A spiritual infusion
But it is their capacity to accommodate each other’s spiritual aspirations that gives these couples strength and flexibility in their relationship.
“We would attribute the success of our marriage to spirituality. We are not the doers. A higher energy is running our marriage,” says Ankur. Says Aarti, “Things get taken care of without us needing to speak about it. Our communication is through silence.” Even the fact that the two keep evolving has not put a spoke in the marriage. “I am conscious that I am evolving all the time and so is he and that our needs and interests will keep changing too,” says Aarti, “but we have the same values, inclinations and are moving in the same direction.”
Says Aruna, “Spirituality was the turning point in our relationship. My friend Saroj told me, ‘You cannot change others, only yourself, If you change the other will change.’ Our whole relationship changed when we realised this.”

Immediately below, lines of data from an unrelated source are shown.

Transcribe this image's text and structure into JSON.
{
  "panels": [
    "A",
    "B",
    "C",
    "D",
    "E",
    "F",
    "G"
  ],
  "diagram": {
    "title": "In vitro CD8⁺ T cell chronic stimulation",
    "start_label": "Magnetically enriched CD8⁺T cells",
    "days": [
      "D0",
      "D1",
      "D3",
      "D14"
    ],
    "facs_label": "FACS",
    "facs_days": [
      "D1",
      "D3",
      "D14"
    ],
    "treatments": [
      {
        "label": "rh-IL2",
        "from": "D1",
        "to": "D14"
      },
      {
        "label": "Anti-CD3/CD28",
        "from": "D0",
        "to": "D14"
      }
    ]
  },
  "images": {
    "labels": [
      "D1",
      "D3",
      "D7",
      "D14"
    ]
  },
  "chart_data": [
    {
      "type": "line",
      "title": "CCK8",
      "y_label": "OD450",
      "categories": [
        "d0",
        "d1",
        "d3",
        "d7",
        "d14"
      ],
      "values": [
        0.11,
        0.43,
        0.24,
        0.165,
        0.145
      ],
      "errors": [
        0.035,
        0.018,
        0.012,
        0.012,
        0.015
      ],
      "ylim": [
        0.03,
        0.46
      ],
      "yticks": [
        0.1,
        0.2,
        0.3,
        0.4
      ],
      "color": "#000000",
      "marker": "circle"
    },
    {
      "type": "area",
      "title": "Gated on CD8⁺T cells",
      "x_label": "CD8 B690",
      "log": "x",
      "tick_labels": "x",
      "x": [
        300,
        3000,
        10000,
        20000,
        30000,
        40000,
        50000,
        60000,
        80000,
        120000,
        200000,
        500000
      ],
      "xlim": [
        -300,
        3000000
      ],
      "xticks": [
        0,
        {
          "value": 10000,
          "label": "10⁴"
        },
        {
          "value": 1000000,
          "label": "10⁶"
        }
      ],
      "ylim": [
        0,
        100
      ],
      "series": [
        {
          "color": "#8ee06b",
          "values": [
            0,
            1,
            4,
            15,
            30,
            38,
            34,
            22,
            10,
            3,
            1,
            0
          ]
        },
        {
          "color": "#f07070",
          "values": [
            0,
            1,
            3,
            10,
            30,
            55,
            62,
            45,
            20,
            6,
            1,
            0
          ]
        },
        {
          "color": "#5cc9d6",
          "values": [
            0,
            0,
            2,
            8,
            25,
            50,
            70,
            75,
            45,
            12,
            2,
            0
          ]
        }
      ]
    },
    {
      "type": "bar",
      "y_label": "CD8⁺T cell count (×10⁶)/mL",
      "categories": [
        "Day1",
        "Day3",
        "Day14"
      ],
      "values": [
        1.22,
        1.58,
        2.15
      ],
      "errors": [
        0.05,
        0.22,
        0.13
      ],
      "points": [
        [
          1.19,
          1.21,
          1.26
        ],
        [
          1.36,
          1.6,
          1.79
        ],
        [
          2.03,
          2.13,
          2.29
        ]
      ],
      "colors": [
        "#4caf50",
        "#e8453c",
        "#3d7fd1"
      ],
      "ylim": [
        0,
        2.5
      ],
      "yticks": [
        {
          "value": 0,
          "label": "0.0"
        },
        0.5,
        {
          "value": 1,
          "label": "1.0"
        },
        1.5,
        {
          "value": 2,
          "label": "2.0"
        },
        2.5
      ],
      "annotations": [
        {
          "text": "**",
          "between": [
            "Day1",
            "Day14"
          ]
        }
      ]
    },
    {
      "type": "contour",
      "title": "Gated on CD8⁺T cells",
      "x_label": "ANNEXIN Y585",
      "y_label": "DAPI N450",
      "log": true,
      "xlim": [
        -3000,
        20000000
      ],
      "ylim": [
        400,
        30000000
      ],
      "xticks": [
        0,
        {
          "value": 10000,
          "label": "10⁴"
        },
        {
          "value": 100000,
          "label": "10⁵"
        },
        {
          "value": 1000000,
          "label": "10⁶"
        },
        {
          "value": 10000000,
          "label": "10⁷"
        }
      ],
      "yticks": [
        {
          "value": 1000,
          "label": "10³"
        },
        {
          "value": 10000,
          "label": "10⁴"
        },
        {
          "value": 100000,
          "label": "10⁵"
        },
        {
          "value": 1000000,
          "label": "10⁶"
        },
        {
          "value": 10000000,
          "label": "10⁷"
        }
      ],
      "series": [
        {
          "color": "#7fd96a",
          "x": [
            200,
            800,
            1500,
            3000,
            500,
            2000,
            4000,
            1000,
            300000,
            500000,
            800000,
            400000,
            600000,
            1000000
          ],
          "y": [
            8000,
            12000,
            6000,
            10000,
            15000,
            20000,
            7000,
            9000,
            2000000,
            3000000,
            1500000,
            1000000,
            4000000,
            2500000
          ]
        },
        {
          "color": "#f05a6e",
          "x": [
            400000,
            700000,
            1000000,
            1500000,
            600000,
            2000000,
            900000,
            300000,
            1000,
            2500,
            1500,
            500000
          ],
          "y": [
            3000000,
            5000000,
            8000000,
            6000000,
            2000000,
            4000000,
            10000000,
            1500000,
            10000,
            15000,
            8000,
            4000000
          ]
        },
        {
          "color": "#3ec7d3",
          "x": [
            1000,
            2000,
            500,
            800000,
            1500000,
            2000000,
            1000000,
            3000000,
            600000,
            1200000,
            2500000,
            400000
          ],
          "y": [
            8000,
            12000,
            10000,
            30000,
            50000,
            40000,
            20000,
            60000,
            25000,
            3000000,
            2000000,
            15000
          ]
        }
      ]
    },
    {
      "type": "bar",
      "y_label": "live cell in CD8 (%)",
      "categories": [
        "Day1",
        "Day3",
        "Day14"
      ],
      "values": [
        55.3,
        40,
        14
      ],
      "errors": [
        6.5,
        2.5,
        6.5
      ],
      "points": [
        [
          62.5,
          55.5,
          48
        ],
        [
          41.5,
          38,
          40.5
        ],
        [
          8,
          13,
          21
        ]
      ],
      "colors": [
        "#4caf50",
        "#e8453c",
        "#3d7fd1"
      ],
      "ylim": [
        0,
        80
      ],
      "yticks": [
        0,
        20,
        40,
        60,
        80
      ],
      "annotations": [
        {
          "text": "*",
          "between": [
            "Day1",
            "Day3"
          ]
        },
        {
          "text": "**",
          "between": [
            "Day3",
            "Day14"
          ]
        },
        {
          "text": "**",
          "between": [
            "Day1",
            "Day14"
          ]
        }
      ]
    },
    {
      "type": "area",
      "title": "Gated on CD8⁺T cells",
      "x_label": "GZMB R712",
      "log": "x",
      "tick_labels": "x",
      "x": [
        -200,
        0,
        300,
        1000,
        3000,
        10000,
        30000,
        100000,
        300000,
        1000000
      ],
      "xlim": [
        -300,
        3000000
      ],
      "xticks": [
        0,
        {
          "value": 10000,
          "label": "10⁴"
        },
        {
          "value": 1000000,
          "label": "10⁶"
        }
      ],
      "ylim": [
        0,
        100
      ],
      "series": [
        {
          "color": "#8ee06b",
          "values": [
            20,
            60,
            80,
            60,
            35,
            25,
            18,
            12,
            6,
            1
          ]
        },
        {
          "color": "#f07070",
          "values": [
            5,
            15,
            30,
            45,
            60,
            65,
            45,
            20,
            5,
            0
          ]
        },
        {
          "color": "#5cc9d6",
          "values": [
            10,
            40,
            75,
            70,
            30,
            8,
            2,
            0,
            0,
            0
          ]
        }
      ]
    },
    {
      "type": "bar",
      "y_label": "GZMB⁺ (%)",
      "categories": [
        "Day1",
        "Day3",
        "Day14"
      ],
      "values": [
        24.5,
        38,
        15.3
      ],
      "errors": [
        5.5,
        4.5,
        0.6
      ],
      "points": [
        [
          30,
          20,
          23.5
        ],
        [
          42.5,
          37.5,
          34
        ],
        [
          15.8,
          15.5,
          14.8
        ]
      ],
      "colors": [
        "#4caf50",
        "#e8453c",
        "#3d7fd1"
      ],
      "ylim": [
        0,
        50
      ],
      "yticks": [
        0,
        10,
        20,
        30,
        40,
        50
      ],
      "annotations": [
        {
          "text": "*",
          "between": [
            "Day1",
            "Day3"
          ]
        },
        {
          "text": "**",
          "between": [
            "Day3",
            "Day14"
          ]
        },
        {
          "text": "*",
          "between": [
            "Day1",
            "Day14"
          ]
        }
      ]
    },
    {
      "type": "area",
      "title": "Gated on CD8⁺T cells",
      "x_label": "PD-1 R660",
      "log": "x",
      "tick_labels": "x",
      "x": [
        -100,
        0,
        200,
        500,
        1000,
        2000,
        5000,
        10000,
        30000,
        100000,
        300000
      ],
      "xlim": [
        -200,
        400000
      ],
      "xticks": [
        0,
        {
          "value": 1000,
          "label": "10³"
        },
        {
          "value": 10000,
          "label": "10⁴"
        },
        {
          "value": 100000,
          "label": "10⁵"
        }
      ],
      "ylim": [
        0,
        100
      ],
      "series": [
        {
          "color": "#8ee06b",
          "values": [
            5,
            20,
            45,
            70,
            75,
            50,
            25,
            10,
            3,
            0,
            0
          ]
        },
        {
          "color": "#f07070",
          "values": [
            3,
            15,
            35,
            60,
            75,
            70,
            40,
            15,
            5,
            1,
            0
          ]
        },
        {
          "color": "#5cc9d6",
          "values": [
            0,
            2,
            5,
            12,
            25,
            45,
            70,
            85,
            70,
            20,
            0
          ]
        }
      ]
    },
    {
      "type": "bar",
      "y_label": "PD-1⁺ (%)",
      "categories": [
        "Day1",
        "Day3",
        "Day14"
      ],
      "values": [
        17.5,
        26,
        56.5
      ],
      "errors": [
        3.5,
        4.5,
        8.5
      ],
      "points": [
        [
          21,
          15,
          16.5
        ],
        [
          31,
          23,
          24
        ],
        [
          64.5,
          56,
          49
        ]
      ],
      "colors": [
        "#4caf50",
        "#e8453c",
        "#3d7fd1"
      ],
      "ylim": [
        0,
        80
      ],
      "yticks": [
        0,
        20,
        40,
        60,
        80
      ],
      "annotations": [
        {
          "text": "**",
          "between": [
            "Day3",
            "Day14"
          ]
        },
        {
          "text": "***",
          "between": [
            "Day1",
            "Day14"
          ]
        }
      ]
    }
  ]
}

Spirituality can well be the magic potion that can keep a marriage functioning if both couples are so inclined. For one thing it helps create more space in the marriage by enabling couples to work on the emotional, physical and psychological needs that keep them in dependency. Secondly, since both parties are growing and changing, there is a constant rediscovery of themselves and each other that chases away staleness and boredom. It might be worthwhile for couples to ask each other periodically, “Who are you?”. The answer might surprise them.
Vanita and Neil admit that although not spiritually inclined, participating in a retreat for engaged couples run by the Catholic Church helped them to see the realities of marriage square in the face. “One of the things I learnt there was that marriage required a lot of hard work. I have never forgotten that,” says Vanita.
Noshir also points out that renouncing a marriage arbitrarily instead of working on it can mean that the same problems may arise in the next marriage.
In his book, Soul Stories, Gary Zukov makes a similar point. Positing the concept of spiritual partnerships, he says that since all partnerships are here for growth, we would be justified in dissolving it only if we arrive at a place where we have outgrown the partnership. But how do we determine this? Clearly not at the level of the mind or ego but from a deeper knowing. When partnerships are so dissolved both parties move on without bitterness or blame.
Zukov is merely echoing the karmic point of view which explains that one of the main reasons we take birth repeatedly is to work out our karmas with each other. Therefore, it makes sense to view the partnership as an instrument for growth and to use every conflict and dispute as an indication that one has still not completed the learning.
Outdated?
Samadarshini gives a rather novel angle by stipulating that evolution is leaving behind the concept of marriage. “We are evolving from the era of the individual to the era of teams. There is no more need for families, only for relationships,” she boldly declares. She also maintains that it is high time it was recognised that marriage is not everyone’s destiny. Unmarried herself, she says, “It was a personal decision not to marry. I did not feel the need for it. I feel full and complete within myself.” So here’s a thought. Maybe marriage is not for everyone and the reason why so many couples part ways is because they were not meant to be married. In India, parents all too often consider marriage to be the panacea for all kinds of problems their children may be suffering from, ranging from addictions, mental or physical ailments and even homosexuality. This must cease. Many of us are unfit for marriage and when we do so, we create suffering for the whole family. There are others like Samadarshini who have a different dharma – perhaps to serve society, perhaps to further their own self-realisation. Society must cease to impose marriage on such members and allow them to freely follow their own inclinations.
Making a marriage work is excruciatingly hard. And no matter how much sage advice you get, only you know the reality of your marriage and the endurance capacity of you and your partner. All we can say is, save your marriage if you possibly can for it will bring about a happier world. Good luck and Godspeed.